Judge James Boyd of the 9th Judicial District Court dismissed the case, citing the state constitution, which requires the city clerk to keep ballots secret.
The city’s central argument in the legal wrangling that has occurred since last summer has been that it’s against state law to release ballot images.
“We believe it was appropriate to rule in this manner,” said Jim True, the city’s special counsel.
Shortly after the May 5 election, Marks filed a Colorado Open Records Act request for 2,544 digital ballot images cast by Aspen voters so the images can be checked against how the scanning machines interpreted them as part of an independent review to be conducted by an outside group.
That request was denied by the city, which prompted Marks to file a lawsuit in October.
The city filed a motion to dismiss Marks’ lawsuit, arguing several points, including that people have a right to a secret ballot under the city’s home rule charter.
Marks said she expected the case would end up in appellate court because of the likelihood of either side appealing any decision.
“We have always anticipated that the appellate court would be hearing the facts of this case,” she said in a prepared statement. “We look forward to that opportunity where statewide precedent on public records inspection and election oversight will be set.”

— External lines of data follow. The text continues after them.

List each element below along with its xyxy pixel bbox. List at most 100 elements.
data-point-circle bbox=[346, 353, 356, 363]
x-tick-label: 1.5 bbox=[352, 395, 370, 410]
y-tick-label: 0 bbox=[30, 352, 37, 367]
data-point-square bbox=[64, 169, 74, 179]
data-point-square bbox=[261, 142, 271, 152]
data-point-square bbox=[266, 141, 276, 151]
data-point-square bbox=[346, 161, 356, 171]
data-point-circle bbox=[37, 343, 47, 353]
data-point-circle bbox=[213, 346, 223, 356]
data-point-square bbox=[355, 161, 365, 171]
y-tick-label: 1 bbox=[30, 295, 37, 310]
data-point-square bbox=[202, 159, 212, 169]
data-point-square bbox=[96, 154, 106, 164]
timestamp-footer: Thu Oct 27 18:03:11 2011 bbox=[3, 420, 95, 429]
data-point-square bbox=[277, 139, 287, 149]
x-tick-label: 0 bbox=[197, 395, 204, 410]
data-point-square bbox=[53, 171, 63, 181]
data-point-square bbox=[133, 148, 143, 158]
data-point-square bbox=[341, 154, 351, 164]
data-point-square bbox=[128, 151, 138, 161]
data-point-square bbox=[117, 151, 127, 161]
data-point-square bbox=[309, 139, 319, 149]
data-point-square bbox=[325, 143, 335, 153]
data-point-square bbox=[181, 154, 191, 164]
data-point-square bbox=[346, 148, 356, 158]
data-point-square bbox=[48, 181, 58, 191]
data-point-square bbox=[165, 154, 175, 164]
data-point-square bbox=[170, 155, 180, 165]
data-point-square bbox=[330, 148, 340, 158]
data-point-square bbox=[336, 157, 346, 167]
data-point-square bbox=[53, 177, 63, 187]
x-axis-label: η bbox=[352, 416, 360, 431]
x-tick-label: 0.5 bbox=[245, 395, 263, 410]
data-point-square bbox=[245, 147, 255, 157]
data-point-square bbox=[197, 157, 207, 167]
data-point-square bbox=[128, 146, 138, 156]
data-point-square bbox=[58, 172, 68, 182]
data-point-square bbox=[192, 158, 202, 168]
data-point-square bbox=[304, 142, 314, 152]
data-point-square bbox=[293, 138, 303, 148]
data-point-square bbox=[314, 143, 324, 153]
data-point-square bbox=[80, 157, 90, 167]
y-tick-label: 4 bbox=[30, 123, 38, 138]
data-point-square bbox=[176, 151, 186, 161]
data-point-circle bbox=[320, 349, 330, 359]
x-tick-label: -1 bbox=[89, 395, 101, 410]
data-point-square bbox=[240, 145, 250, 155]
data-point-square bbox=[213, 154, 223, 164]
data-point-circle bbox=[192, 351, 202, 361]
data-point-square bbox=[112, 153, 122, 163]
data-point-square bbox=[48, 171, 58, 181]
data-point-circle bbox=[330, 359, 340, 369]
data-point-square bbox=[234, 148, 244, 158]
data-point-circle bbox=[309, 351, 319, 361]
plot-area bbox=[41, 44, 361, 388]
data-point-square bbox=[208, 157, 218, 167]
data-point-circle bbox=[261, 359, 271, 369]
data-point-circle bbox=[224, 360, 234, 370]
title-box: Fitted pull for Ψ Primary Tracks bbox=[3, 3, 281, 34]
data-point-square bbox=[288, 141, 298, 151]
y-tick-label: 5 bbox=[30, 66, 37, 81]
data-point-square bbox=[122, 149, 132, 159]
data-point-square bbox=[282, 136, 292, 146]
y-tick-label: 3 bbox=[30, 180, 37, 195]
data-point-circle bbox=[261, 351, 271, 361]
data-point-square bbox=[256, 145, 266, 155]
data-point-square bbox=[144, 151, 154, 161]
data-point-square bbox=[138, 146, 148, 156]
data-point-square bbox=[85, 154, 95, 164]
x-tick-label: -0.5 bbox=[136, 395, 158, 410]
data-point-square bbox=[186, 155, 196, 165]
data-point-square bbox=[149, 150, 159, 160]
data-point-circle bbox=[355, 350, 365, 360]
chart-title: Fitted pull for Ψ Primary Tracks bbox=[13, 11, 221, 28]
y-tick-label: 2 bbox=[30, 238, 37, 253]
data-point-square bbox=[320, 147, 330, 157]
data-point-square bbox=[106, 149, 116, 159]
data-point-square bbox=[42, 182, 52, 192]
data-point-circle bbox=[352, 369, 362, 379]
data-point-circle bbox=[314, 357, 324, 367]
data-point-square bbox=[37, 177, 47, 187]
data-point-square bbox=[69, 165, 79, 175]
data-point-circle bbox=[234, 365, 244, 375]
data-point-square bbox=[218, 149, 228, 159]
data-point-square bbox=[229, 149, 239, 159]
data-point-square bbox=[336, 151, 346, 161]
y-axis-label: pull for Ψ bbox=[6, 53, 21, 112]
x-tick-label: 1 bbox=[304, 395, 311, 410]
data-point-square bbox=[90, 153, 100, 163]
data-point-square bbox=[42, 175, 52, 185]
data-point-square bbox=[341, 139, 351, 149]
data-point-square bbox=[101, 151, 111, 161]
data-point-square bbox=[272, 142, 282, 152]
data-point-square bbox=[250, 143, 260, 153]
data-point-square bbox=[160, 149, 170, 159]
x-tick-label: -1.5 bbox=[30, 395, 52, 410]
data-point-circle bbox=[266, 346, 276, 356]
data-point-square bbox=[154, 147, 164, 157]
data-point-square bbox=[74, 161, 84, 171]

Marks ran for mayor against three candidates, including incumbent Mick Ireland. The election marked the debut of the city’s voter-approved instant runoff voting, which pitted Marks against Ireland. Ireland prevailed with 1,301 votes, or 53.6 percent. Marks received 1,124 votes, or 46.4 percent.
Marks is an opponent of instant runoff voting. The process ranks candidates in order of preference. She is involved in an effort to review the system and make reforms to the local election process.
The city had argued that Marks’ lawsuit was an attempt to gather information to continue her ongoing campaign of disparaging the local government for the manner in which it conducted the May election and to question the legitimacy of the mayor’s election to office.
Marks has said in the past that she has no interest in contesting the results of the election and is only concerned with election reform.
She argued that it’s unconstitutional not to release the ballots because they weren’t secret – the city released data strings, which show candidate rankings, and images that were flashed on TV screens in council chambers on election night.
In his dismissal order, Boyd recognized that there may be issues related to the election but Marks’ lawsuit was more narrow in that it sought the release of the ballots.
“Plaintiff alleges some irregularities in the handling of the ballots on election night, including possible public displays of some ballots,” Boyd wrote. “These allegations could raise legitimate public concerns about the election but the concerns do not alter defendant’s ongoing obligations with respect to ballots and do not alter the provisions of the statute and constitution requiring secret ballots and limiting the purpose of their use to contest proceedings.”
A trial had been set for March 22, in which both sides planned to call numerous witnesses to the stand.
“We are very confident that the law and facts support our position; we are not terribly surprised by the ruling of the local trial court in this contentious case, although it was surprising coming 12 days before the scheduled trial date,” Marks said in her statement.
The city has 15 days to file a motion in an attempt to collect attorney fees and other costs associated with defending the case, True said.
He said the city hasn’t decided its next course of action.
“We are evaluating the city’s options,” True said.
City officials have spent hundreds of hours on the case. Marks said she has spent close to $70,000 in legal fees, including work by her Denver-based attorney, Robert McGuire.